Korea Investment is buying a 91% stake in the D. Square building located in the new district of Cloche d’Or, the company said in a regulatory filing this week.
Co-investor La Francaise Real Estate Partners will take the remaining 9% and manage the 31,208-square-meter building, completed in January 2019.
Consulting firm Deloitte is the single tenant until the end of January, 2034.
The six-year closed-end fund for the D. Square is expected to return mid-6% per year, a Korea Investment source added.
The consortium of Korea Investment and La Francaise has agreed to buy the 17-story building from Integrale SA and Ethias SA which acquired it for 225 million euros last year in the largest transaction value in Luxemburg for the year.
The acquisition price of 275 million euros include the net purchase price of 263 million euros and fees and other expenses, according to the filing.
They will borrow 161.1 million euros with a five-year term at a fixed rate of 1.33% per year, including the fixed swap rate of 0.11%.
PUBLIC FUND FOR AMAZON-USED LOGISTICS CENTERS
Supported by the public fund boom for overseas real estate investments, Seoul-based IGIS Asset Management Co. Ltd. plans to raise 100 billion to 200 billion won in a public fund in July. It will use the proceeds to acquire Amazon-leased logistics centers in Spain, France and the UK, MoneyToday reported on June 20, citing a company source.
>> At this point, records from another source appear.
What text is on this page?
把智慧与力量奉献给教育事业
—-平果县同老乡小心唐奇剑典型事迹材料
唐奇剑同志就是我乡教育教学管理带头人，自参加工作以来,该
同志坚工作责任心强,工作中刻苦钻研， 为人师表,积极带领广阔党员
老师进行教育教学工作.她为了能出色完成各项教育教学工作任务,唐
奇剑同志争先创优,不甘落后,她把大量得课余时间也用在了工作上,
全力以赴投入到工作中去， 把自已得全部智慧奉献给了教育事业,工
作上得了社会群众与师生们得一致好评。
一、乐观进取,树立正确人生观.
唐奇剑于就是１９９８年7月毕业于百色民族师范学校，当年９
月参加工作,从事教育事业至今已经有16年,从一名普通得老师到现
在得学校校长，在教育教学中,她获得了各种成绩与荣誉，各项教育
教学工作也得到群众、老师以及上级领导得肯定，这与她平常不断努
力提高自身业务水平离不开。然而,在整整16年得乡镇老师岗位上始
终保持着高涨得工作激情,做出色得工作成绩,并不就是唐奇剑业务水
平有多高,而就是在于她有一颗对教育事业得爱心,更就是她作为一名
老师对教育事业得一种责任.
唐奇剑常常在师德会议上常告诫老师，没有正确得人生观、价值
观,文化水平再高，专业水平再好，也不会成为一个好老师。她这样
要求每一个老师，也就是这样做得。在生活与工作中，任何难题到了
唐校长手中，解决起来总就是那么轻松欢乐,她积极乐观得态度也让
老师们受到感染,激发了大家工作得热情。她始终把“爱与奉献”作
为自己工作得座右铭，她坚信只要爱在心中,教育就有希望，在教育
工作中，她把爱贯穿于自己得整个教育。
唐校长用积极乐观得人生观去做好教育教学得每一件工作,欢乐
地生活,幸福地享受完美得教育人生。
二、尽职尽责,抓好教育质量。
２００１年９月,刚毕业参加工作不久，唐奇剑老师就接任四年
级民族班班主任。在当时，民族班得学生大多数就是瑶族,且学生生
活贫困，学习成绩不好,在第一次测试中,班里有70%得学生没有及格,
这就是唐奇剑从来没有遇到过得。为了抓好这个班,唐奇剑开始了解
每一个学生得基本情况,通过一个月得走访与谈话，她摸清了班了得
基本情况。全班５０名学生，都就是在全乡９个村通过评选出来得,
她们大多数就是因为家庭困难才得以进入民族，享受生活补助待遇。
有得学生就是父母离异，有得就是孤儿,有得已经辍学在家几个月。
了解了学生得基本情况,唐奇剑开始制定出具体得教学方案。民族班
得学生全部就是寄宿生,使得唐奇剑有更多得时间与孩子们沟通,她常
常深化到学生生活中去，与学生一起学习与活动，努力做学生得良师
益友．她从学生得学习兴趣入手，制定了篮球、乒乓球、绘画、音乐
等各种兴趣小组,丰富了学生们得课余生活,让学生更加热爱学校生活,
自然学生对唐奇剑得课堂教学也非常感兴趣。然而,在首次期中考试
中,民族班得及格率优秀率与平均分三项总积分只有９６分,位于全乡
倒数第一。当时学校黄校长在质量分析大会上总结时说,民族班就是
Public funds launched for overseas real estate investments in South Korea had seen 490.3 billion won ($421 million) in new money inflows on the year to June 18, according to FnGuide, a data provider.
They appealed to individual investors with target returns of 5-6% per year, fully subscribed within a few business days.
Over the past five years, their cumulative returns were 25.56%, compared with 2.55% of domestic equities funds and 7.80% of domestic hybrid funds during the same period.
But their recent boom may reflect the difficulty the asset managers and brokerage firms have had in selling them down to institutional investors, after they snapped up prime buildings in Europe and the US.
Intense competition among Korean bidders for commercial real estates abroad have pushed their acquisition values higher and squeezed expected returns.
Earlier this month, Korea Investment rolled out a public fund to raise 68 million euros to buy a 99-year ownership on an office building in Brussels, Belgium, just after closing a 63-billion-won public fund for a Tokyo building.
In February, it raised 55 billion won in a public fund to acquire a Milan office building.